The plaintiff argued that once an image leaves the platform environment and appears in an email or mobile notification, it no longer enhances access to stored content. The court rejected this view. It stated that the DMCA does not limit protection only to displays occurring within a service provider’s own website or application.
The ruling also examined whether Pinterest had actual or “red flag” knowledge of copyright infringement. For a platform to lose safe harbor protection, it must either know that infringement is occurring or deliberately ignore obvious evidence of it. The court found no indication that Pinterest had such knowledge in this case.
It further considered whether Pinterest received a direct financial benefit from displaying the image. Again, the court found no evidence that the notification itself generated profit tied to the alleged infringement.
Together, these findings reinforced Pinterest’s eligibility for DMCA protection.
This decision fits into a broader pattern. In recent years, photographers have filed multiple copyright lawsuits against Pinterest, arguing that the platform benefits from unauthorized image use. In most cases, courts have sided with Pinterest. A previous federal ruling also dismissed claims related to “promoted pins,” where the court concluded that the photographer failed to prove Pinterest had the required level of knowledge or control over the infringing content.
For photographers, these rulings illustrate a harsh legal reality. The DMCA heavily favors platforms that host massive volumes of user-generated material. As long as companies implement takedown procedures and avoid direct involvement in infringing uploads, their legal exposure remains limited.
For platforms, the decision strengthens a critical operational principle: user engagement tools such as notifications, previews, and emails can fall under safe harbor protection when they exist to facilitate access rather than independently exploit copyrighted content.

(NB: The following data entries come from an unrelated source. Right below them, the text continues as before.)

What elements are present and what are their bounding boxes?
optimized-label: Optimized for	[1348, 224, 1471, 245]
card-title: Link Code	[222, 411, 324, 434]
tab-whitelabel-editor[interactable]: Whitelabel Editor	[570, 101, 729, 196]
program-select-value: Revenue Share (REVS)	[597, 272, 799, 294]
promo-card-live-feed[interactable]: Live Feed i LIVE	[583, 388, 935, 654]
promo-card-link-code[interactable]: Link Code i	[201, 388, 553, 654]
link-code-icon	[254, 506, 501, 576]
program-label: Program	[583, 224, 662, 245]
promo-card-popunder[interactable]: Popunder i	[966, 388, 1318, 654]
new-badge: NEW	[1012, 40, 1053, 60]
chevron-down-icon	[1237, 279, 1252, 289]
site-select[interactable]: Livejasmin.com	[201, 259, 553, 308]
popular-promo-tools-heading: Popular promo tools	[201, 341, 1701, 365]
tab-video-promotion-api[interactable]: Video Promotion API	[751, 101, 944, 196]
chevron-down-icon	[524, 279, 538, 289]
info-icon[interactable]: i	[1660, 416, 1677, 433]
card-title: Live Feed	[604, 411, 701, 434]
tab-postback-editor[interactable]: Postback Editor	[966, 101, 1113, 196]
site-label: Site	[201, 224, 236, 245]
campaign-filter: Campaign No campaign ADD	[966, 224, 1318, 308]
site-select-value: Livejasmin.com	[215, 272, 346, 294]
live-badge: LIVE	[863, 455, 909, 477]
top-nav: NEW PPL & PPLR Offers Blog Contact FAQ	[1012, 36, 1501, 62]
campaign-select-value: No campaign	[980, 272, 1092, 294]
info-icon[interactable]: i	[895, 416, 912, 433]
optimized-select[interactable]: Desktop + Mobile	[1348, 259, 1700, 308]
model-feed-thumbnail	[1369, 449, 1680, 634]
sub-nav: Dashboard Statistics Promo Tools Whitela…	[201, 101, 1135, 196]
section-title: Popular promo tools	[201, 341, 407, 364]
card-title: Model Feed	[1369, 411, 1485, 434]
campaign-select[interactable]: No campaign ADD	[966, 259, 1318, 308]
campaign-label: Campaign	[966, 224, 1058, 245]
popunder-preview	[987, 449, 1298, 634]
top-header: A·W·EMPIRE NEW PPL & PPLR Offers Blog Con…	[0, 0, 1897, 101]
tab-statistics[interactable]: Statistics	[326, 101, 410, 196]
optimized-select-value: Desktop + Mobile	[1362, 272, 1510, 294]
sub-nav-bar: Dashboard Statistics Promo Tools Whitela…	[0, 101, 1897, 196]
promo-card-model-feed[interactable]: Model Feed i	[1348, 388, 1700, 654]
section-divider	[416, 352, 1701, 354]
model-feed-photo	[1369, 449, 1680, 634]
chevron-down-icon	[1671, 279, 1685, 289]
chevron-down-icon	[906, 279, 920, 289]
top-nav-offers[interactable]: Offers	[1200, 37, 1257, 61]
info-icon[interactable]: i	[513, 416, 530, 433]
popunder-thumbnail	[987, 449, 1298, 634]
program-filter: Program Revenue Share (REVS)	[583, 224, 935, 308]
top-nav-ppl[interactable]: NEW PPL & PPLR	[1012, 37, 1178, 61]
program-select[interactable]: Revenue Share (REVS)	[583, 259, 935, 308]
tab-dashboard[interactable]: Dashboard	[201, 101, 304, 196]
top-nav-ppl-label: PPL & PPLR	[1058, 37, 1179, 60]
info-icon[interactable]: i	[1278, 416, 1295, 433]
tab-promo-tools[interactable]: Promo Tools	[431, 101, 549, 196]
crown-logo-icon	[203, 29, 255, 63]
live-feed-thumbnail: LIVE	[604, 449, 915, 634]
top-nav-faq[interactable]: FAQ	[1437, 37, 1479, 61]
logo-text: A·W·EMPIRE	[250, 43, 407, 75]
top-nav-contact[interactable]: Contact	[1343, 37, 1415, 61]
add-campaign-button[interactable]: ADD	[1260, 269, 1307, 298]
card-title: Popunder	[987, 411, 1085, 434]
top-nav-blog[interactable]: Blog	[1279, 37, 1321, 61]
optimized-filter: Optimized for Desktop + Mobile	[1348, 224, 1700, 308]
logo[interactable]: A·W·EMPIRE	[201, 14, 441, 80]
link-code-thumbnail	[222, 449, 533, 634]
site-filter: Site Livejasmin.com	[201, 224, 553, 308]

This case is not just about Pinterest. It reflects how modern copyright law struggles to adapt to engagement-driven design. Notifications are now a central part of how platforms operate. They drive traffic, sustain user interest, and define how content circulates. The court’s ruling effectively acknowledges that these mechanisms are extensions of hosting activity rather than separate acts of publication.
For photographers, the ruling highlights the importance of proactive copyright enforcement. Relying solely on litigation after infringement occurs is increasingly difficult when platforms operate within DMCA compliance frameworks. Monitoring, watermarking, and prompt takedown requests remain among the few practical tools available.
For Pinterest, the ruling secures its engagement model. It confirms that promoting user content through notifications does not automatically expose the company to copyright liability, provided the core DMCA requirements are met.
This case underscores a broader shift in digital copyright law. Courts are increasingly treating modern platform functions such as recommendations, previews, and notifications as technical extensions of content hosting. As long as they point back to user-uploaded material and do not exploit it independently, they remain legally protected.
The balance between creator rights and platform immunity continues to lean heavily toward infrastructure providers. Whether that balance remains fair in an era of AI-driven content discovery and mass image circulation is a question that courts will face again. But for now, this ruling reinforces the legal shelter that allows platforms like Pinterest to operate at scale.